COMENTARIO HISTÓRICO DE JEREMÍAS 28.
En este capítulo, se menciona a Hananías, un falso profeta, que contradijo el mensaje dado por Jeremías. Rompió el yugo de madera que llevaba puesto Jeremías y dijo que Dios quebraría el yugo de Nabucodonosor, dentro de dos años. Jeremías dijo amén, y siguió su camino. Pero Dios le dio otro mensaje: “Ve, y habla a Hananías, diciendo: Jehová no te envió, y tú has hecho confiar a este pueblo en mentira. Por tanto, he aquí que yo te quito de sobre la faz de la tierra; morirás en este año.
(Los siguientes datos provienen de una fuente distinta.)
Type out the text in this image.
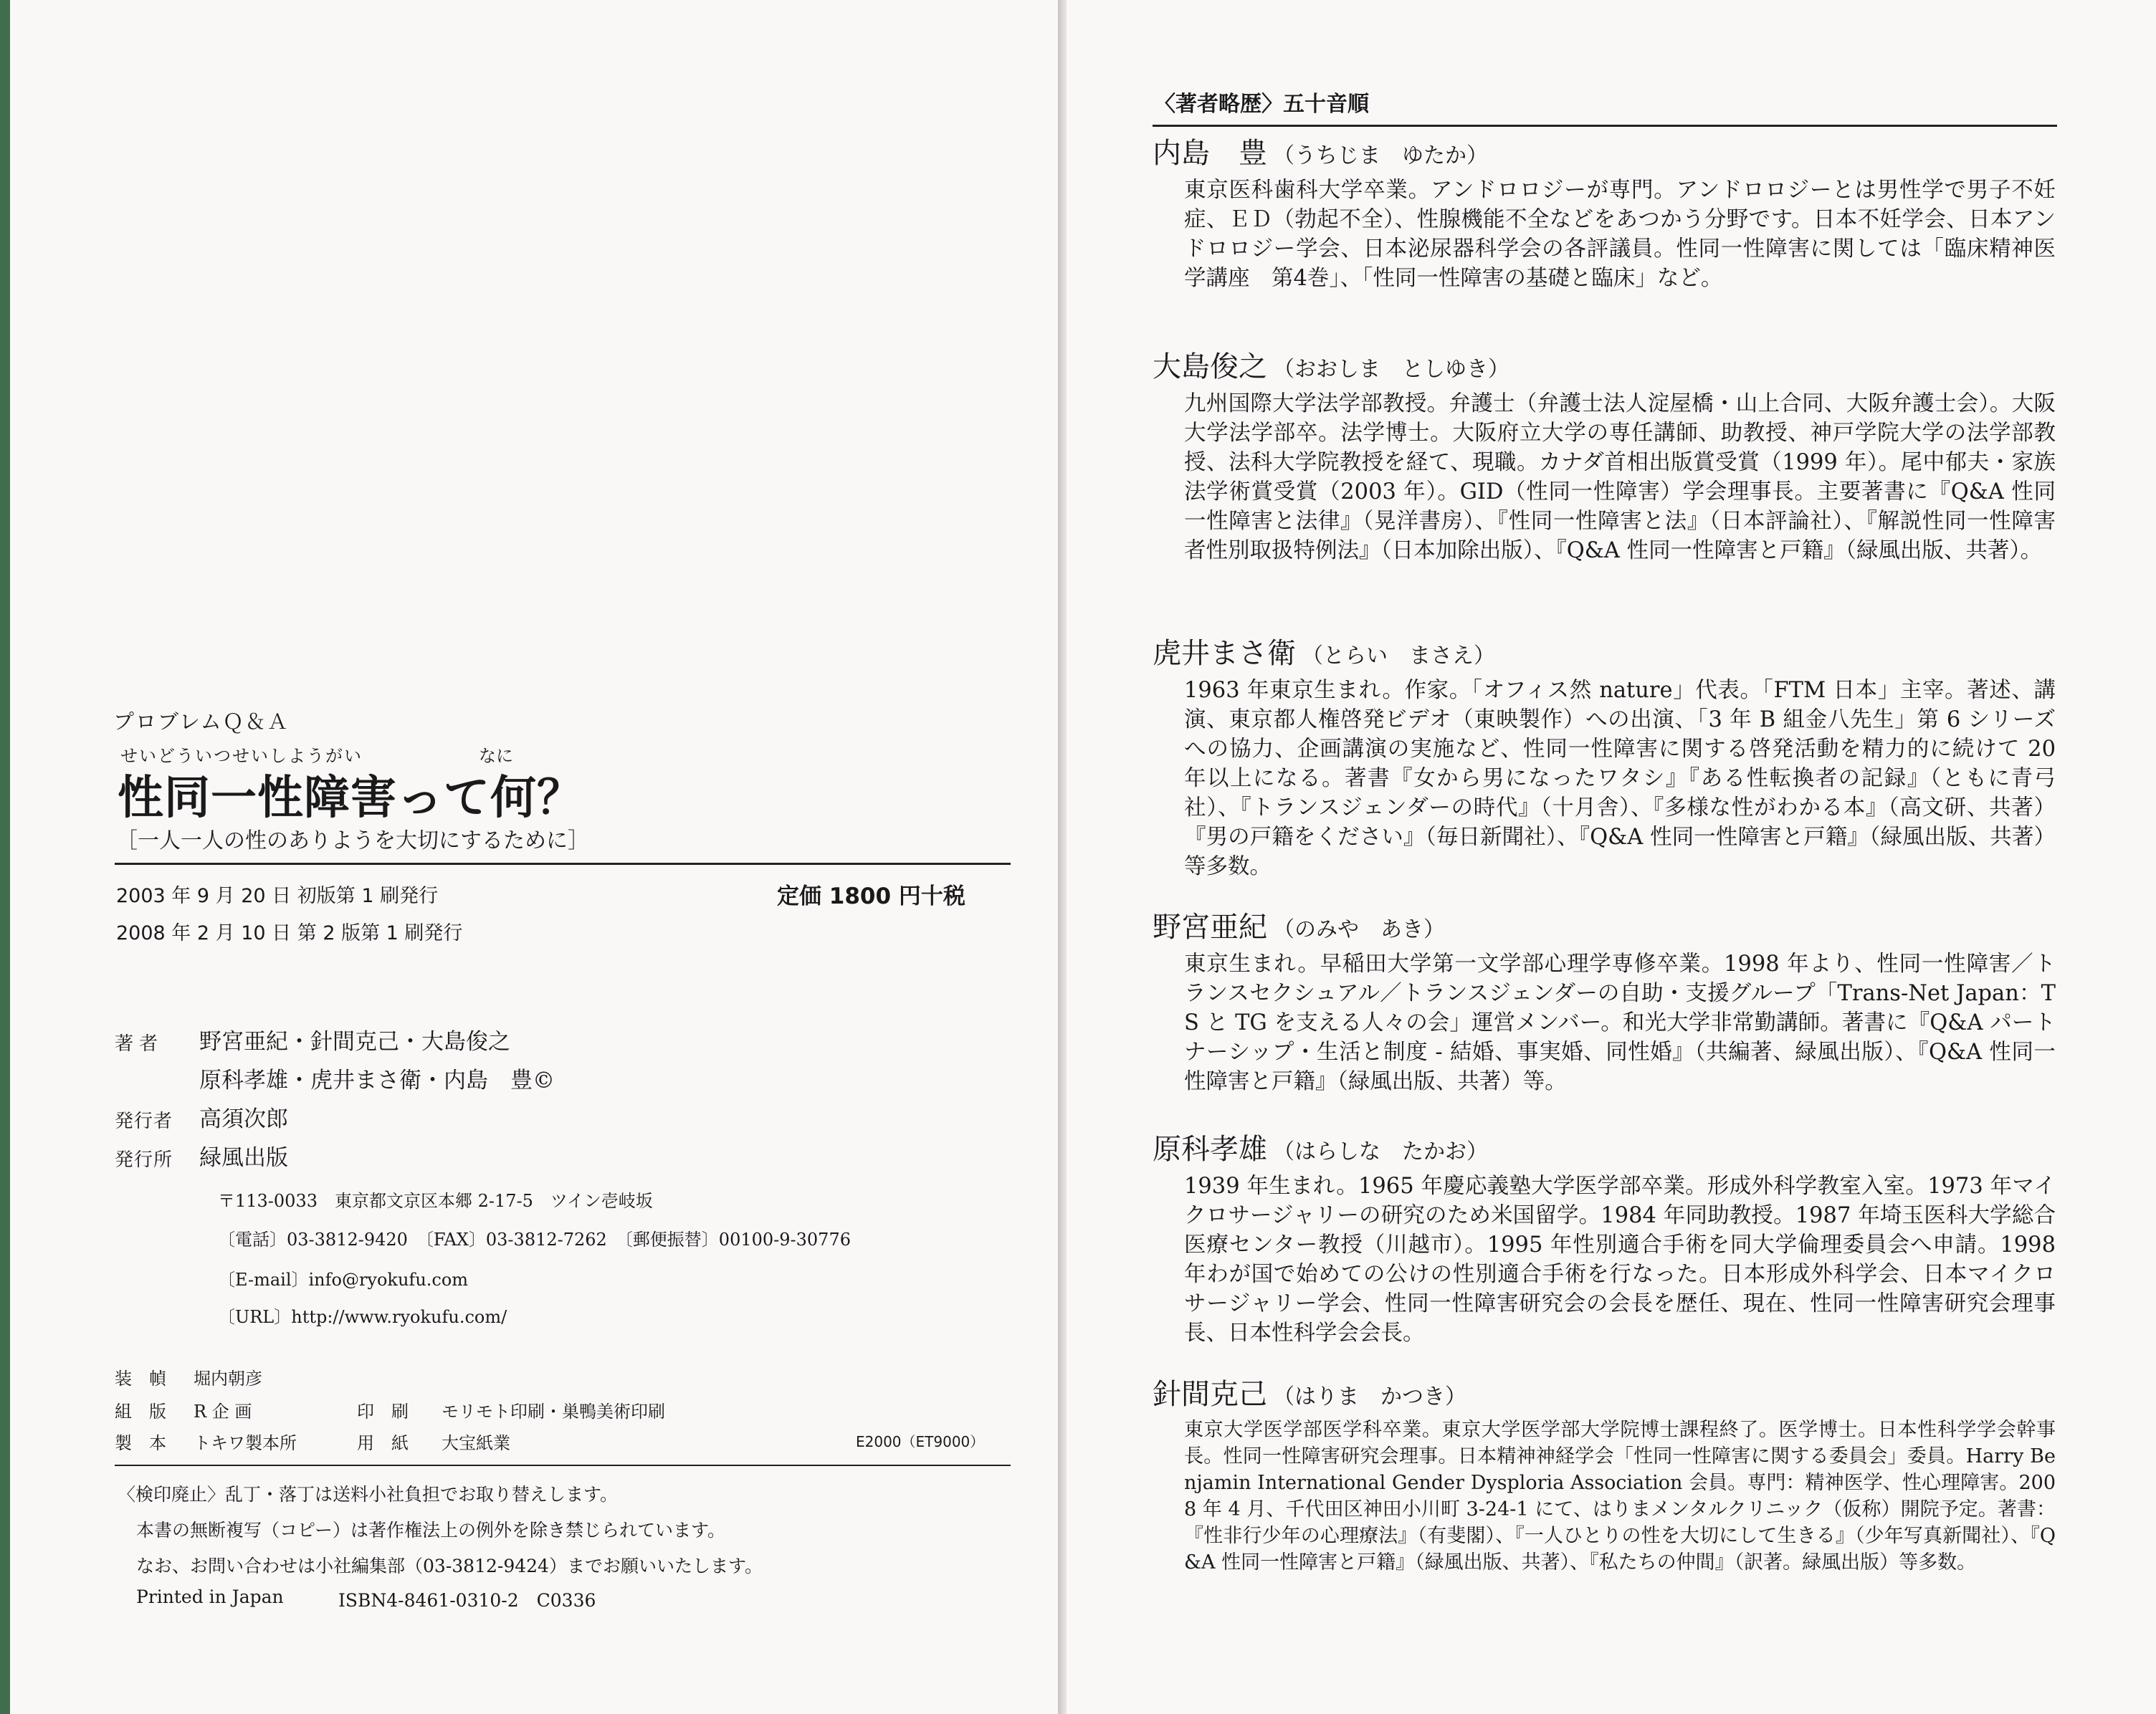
プロブレムＱ＆Ａ
せいどういつせいしようがい	なに
性同一性障害って何？
［一人一人の性のありようを大切にするために］
2003 年 9 月 20 日 初版第 1 刷発行
2008 年 2 月 10 日 第 2 版第 1 刷発行
定価 1800 円十税
著者 野宮亜紀・針間克己・大島俊之
原科孝雄・虎井まさ衛・内島　豊©
発行者 高須次郎
発行所 緑風出版
〒113-0033　東京都文京区本郷 2-17-5　ツイン壱岐坂
〔電話〕03-3812-9420　〔FAX〕03-3812-7262　〔郵便振替〕00100-9-30776
〔E-mail〕info@ryokufu.com
〔URL〕http://www.ryokufu.com/
装　幀 堀内朝彦
組　版 R 企 画	印　刷 モリモト印刷・巣鴨美術印刷
製　本 トキワ製本所	用　紙 大宝紙業	E2000（ET9000）
〈検印廃止〉乱丁・落丁は送料小社負担でお取り替えします。
本書の無断複写（コピー）は著作権法上の例外を除き禁じられています。
なお、お問い合わせは小社編集部（03-3812-9424）までお願いいたします。
Printed in Japan	ISBN4-8461-0310-2　C0336
〈著者略歴〉五十音順
内島　豊 （うちじま　ゆたか）
東京医科歯科大学卒業。アンドロロジーが専門。アンドロロジーとは男性学で男子不妊症、ＥＤ（勃起不全）、性腺機能不全などをあつかう分野です。日本不妊学会、日本アンドロロジー学会、日本泌尿器科学会の各評議員。性同一性障害に関しては「臨床精神医学講座　第4巻」、「性同一性障害の基礎と臨床」など。
大島俊之 （おおしま　としゆき）
九州国際大学法学部教授。弁護士（弁護士法人淀屋橋・山上合同、大阪弁護士会）。大阪大学法学部卒。法学博士。大阪府立大学の専任講師、助教授、神戸学院大学の法学部教授、法科大学院教授を経て、現職。カナダ首相出版賞受賞（1999 年）。尾中郁夫・家族法学術賞受賞（2003 年）。GID（性同一性障害）学会理事長。主要著書に『Q&A 性同一性障害と法律』（晃洋書房）、『性同一性障害と法』（日本評論社）、『解説性同一性障害者性別取扱特例法』（日本加除出版）、『Q&A 性同一性障害と戸籍』（緑風出版、共著）。
虎井まさ衛 （とらい　まさえ）
1963 年東京生まれ。作家。「オフィス然 nature」代表。「FTM 日本」主宰。著述、講演、東京都人権啓発ビデオ（東映製作）への出演、「3 年 B 組金八先生」第 6 シリーズへの協力、企画講演の実施など、性同一性障害に関する啓発活動を精力的に続けて 20 年以上になる。著書『女から男になったワタシ』『ある性転換者の記録』（ともに青弓社）、『トランスジェンダーの時代』（十月舎）、『多様な性がわかる本』（高文研、共著）『男の戸籍をください』（毎日新聞社）、『Q&A 性同一性障害と戸籍』（緑風出版、共著）等多数。
野宮亜紀 （のみや　あき）
東京生まれ。早稲田大学第一文学部心理学専修卒業。1998 年より、性同一性障害／トランスセクシュアル／トランスジェンダーの自助・支援グループ「Trans-Net Japan：TS と TG を支える人々の会」運営メンバー。和光大学非常勤講師。著書に『Q&A パートナーシップ・生活と制度 - 結婚、事実婚、同性婚』（共編著、緑風出版）、『Q&A 性同一性障害と戸籍』（緑風出版、共著）等。
原科孝雄 （はらしな　たかお）
1939 年生まれ。1965 年慶応義塾大学医学部卒業。形成外科学教室入室。1973 年マイクロサージャリーの研究のため米国留学。1984 年同助教授。1987 年埼玉医科大学総合医療センター教授（川越市）。1995 年性別適合手術を同大学倫理委員会へ申請。1998 年わが国で始めての公けの性別適合手術を行なった。日本形成外科学会、日本マイクロサージャリー学会、性同一性障害研究会の会長を歴任、現在、性同一性障害研究会理事長、日本性科学会会長。
針間克己 （はりま　かつき）
東京大学医学部医学科卒業。東京大学医学部大学院博士課程終了。医学博士。日本性科学学会幹事長。性同一性障害研究会理事。日本精神神経学会「性同一性障害に関する委員会」委員。Harry Benjamin International Gender Dysploria Association 会員。専門：精神医学、性心理障害。2008 年 4 月、千代田区神田小川町 3-24-1 にて、はりまメンタルクリニック（仮称）開院予定。著書：『性非行少年の心理療法』（有斐閣）、『一人ひとりの性を大切にして生きる』（少年写真新聞社）、『Q&A 性同一性障害と戸籍』（緑風出版、共著）、『私たちの仲間』（訳著。緑風出版）等多数。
Y en el mismo año murió Hananías.” Lamentablemente, las palabras de Hananías llevaron esperanzas falsas al pueblo.
Nuestro desafío actual, es conocer las características de un profeta verdadero:
1) A LA LEY Y AL TESTIMONIO (ISAÍAS 8:20). Los profetas deben hablar de acuerdo a los mensajes de los anteriores profetas;
2) SUS PREDICCIONES DEBEN CUMPLIRSE (Deut 18:22). No es suficiente un 40% o 70%, sus profecías deben cumplirse al 100%;
3) DEBE EXALTAR A CRISTO (1 Juan 4:2). Cristo debe ser presentado como el todo, como el dador, sustentador y salvador de nuestras vidas;
4) DAR BUENOS FRUTOS (Mat 7:16, 20). Por sus frutos se los conoce. La vida del profeta debe coincidir con lo que enseña y cree.
CITA SELECTA.

“Las palabras con que Jeremías aconsejó la sumisión incitaron a Hananías a desafiar la veracidad del mensaje comunicado. Tomando el yugo simbólico de sobre el cuello de Jeremías, lo rompió, diciendo: “Así ha dicho Jehová: De esta manera quebraré el yugo de Nabucodonosor, rey de Babilonia, del cuello de todas las gentes dentro de dos años de días. Y fuese Jeremías su camino (Ver. 11). Aparentemente, no podía hacer otra cosa sino retirarse de la escena del conflicto. Pero se le dio otro mensaje: Se le ordenó: “Ve, y habla a Hananías, diciendo: He aquí que yo te envío de sobre el haz de la tierra morirás en este año. Y en el mismo año murió Hananías en el mes séptimo” Vers. 13-17 (PROFETAS Y REYES, P. 328).
OREMOS:
Dios omnipotente, te pedimos perdón por no haber prestado atención a los mensajes que nos envías por medio de tus profetas. Te suplicamos que cada día investiguemos tu Santa Palabra, para conocer lo que sucederá en el presente y futuro. Por Jesús, amén.